Boatos sobre pacote de gastos deixam juros futuros voláteis após Copom e Fed

Os juros futuros tiveram mais uma sessão volátil nesta quinta-feira, com investidores reagindo às expectativas e rumores sobre as medidas de corte de gastos do governo. Já a decisão do Copom, ontem à noite, não trouxe maiores novidades e pouco interferiu no comportamento das taxas.

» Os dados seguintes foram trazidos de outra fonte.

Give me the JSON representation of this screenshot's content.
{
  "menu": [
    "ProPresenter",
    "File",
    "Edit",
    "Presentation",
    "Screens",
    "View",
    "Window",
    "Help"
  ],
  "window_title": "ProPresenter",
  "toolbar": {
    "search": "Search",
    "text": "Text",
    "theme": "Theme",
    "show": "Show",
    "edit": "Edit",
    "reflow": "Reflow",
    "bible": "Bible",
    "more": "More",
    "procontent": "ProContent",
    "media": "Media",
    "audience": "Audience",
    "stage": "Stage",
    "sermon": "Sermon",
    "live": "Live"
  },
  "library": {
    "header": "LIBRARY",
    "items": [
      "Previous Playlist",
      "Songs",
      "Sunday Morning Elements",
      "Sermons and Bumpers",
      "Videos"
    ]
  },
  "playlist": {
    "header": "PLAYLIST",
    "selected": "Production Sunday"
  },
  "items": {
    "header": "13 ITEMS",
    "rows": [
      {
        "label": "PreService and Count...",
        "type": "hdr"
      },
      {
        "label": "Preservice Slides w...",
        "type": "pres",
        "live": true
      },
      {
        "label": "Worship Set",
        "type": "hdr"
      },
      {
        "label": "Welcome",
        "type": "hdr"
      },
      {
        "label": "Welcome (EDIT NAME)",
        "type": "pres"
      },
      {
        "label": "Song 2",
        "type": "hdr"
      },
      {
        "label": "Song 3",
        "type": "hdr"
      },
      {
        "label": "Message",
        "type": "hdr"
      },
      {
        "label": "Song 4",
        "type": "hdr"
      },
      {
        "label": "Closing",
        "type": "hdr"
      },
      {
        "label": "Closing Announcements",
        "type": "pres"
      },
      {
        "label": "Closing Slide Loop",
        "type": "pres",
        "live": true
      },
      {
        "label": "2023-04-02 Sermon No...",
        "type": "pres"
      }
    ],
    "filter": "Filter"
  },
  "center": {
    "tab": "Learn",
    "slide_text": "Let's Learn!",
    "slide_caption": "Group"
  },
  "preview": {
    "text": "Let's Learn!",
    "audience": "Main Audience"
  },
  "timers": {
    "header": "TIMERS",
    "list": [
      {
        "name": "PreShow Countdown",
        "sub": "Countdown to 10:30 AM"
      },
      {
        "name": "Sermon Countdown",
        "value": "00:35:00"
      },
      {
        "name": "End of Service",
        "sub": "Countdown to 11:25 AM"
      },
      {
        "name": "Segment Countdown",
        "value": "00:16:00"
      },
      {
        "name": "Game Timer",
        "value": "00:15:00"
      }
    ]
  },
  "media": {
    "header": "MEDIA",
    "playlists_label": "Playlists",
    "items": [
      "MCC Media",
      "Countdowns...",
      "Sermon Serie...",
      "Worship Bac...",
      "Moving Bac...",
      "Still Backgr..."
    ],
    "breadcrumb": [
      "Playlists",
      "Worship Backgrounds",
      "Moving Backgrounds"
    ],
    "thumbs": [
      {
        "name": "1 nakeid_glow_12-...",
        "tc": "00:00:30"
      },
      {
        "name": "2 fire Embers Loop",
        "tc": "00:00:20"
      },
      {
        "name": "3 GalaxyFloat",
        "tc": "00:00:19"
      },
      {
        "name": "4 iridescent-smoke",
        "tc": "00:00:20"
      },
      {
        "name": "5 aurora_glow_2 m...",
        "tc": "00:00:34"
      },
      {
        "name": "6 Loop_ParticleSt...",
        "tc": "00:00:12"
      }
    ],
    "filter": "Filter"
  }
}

No meio da tarde, o mercado estressou com a informação de que havia duas propostas na mesa de Lula, uma de R$ 15 bilhões e outra de R$ 10 bilhões. Ambas estariam muito abaixo dos R$ 30 bilhões que os economistas consideram o mínimo necessário para que o governo reduza despesas e cumpra a meta fiscal.

Porém, a informação foi desmentida pela Fazenda pouco depois, com as discussões sobre o pacote ainda em andamento no Planalto e sem previsão de divulgação hoje.

No fim da tarde, a decisão do Fed e as declarações de Jerome Powell aceleraram a queda dos juros dos Treasuries, o que colaborou para o recuo das taxas longas por aqui.

No fechamento, o DI para janeiro de 2026 tinha leve alta, aos 13,005% (de 12,975% no fechamento de ontem); Jan/27 a 13,025% (13,045%); Jan/29 a 12,850% (12,990%); Jan/31 a 12,730% (12,890%); e Jan/33 a 12,600% (12,770%).

(Téo Takar)

Dólar fica de lado diante do real, à espera de corte de gastos; no exterior, moeda passa por correção

O dólar à vista continuou descolado do exterior nesta quinta-feira e fechou quase estável diante do real. Aqui, mais uma vez, as expectativas sobre o pacote de corte de gastos pautaram o câmbio.

Rumores de que os cortes ficariam entre R$ 10 bilhões e R$ 15 bilhões levaram a moeda americana à máxima do dia no meio da tarde. O valor especulado seria muito menor do que o piso de R$ 30 bilhões que o mercado anseia. O rumor foi desmentido pouco depois pelo ministério da Fazenda.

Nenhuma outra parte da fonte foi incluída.